We'd planned to go to a museum, but the weather was just too nice, sunny and around 32 degrees. Autumn here seems to be the equivalent of summer back home. In Mendoza it was warm enough for t-shirts as long as you stayed in the sun. Now we are further north it's much hotter. It's the reason we came north really. We would much have preferred to head south to Patagonia but it would be freezing. Oh well, we're now seriously contemplating a summer holiday to Argentina within the next couple of years or so. That way we can do Patagonia properly (i.e. with our camping gear) and have the added bonus of a trip back to Buenos Aires.
We sat in San Martin park for a while then went for a walk around the outskirts of the city and up to a plaza. One thing I have to mention is the sky. I've never seen anything like it. It was the first thing we noticed when we arrived. Some of the clouds had an iridescent
rainbow effect which is quite startling.
We popped into a supermarket for more supplies then headed back to the apartment. I cooked two massive steaks for dinner, no point having a kitchen if you don't use it. Of course it was then another late night, finally going to bed about 3am.
After another lazy morning we had some coffee and toast and headed to the main square, Salta escaped the earthquakes that hit Mendoza so there are more historical buildings. Our main aim was to visit the archeological museum. It was a little pricey at 130 pesos each and it was absolutely tiny. But, to be fair the artifacts on display were stunning. The main draw is the mummified Inca child sacrifices, although we hadn't realised they only display one of the three children at a time. Still, it was interesting as well as rather moving. We saw the youngest girl, about six years old. Of course it was a different time and different beliefs. But it was hard to see how they could have sacrificed the poor little mite.
We wandered around the old town a bit, but the weather was totally different from the previous
day. Chilly even. So we went for some lunch. David thinks we might be getting addicted to steak. He could be right. The restaurant, El Charrua, had good reviews and when we got there it was packed with local people. Luckily a table tucked in the corner was free. We ordered the tira, or short ribs, for a change. It's not topped bife de chorizo in our opinion, but it was good to have a change and we enjoyed it. Best of all was the wine, a Gata Flora Malbec. It was delicious, David said it was the best red he'd ever tasted.

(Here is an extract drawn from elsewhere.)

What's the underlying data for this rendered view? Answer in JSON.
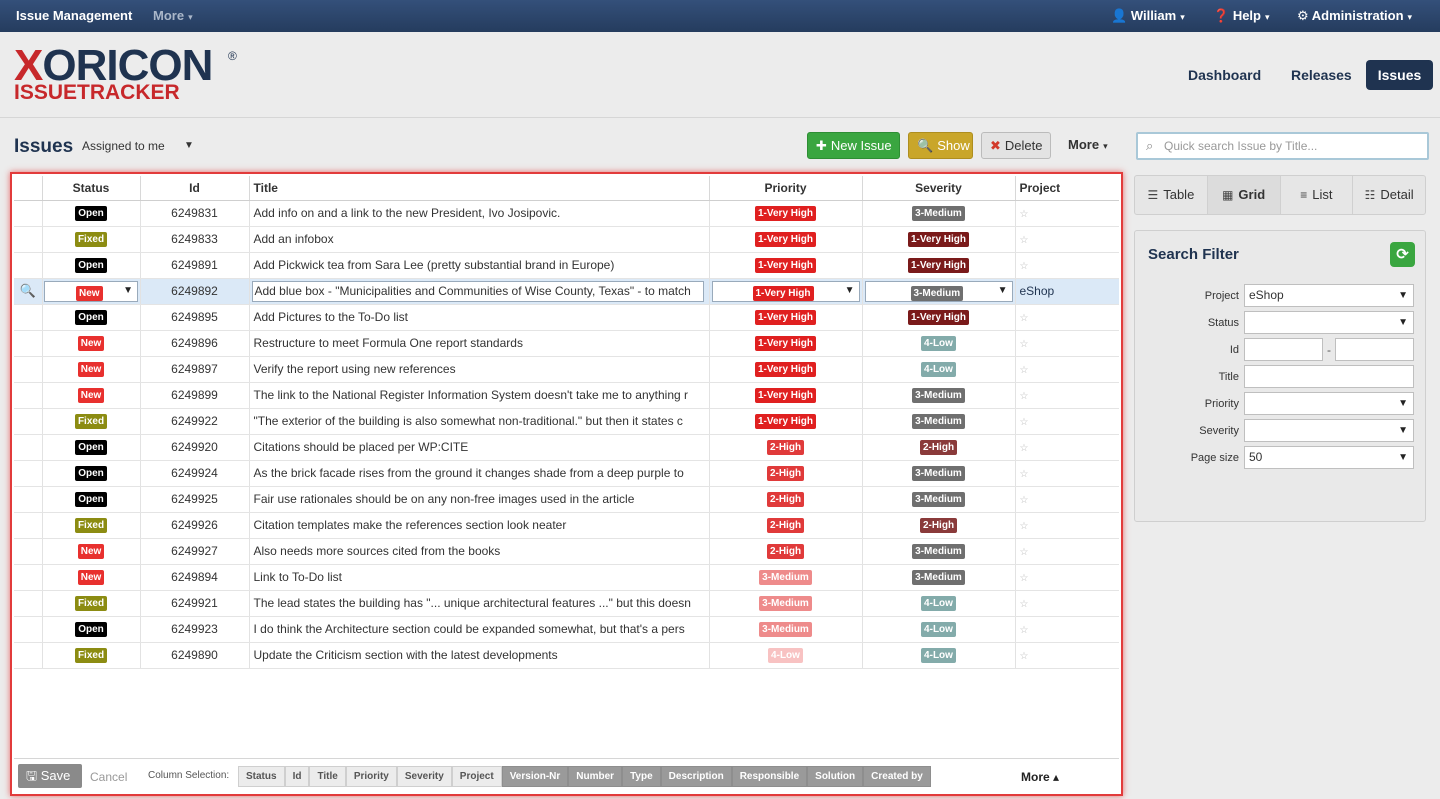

On the way back we passed through the square. People were gathering outside the cathedral and we were treated to the most bizzare, energetic and wonderful, bell-ringing ever. It sounded like the intro to a Sepultura song. We watched that for a bit, leaving when the kids started to sing. On the way back we yet again had to call into a supermarket. It was getting cold so we decided to stay in and cook again.
We managed an earlier night as there was to be no sleeping in. We had to check out at
10am (the norm in Argentina but it seems early to us). On the way to the bus station we stopped off for a light breakfast at Van Gough cafe on the square. I'd highly recommended that you AVOID this place. They were clearing up unfinished juice from customers who left, and then giving the same glasses of juice to new customers! Needless to say we didn't drink ours.
Salta has been a good stop for us. We enjoyed the warmer weather, the apartment, the town itself, and I especially enjoyed the cable-car. We're only moving two hours north next. Hoping for some nice scenery, and that the road to Chile reopens.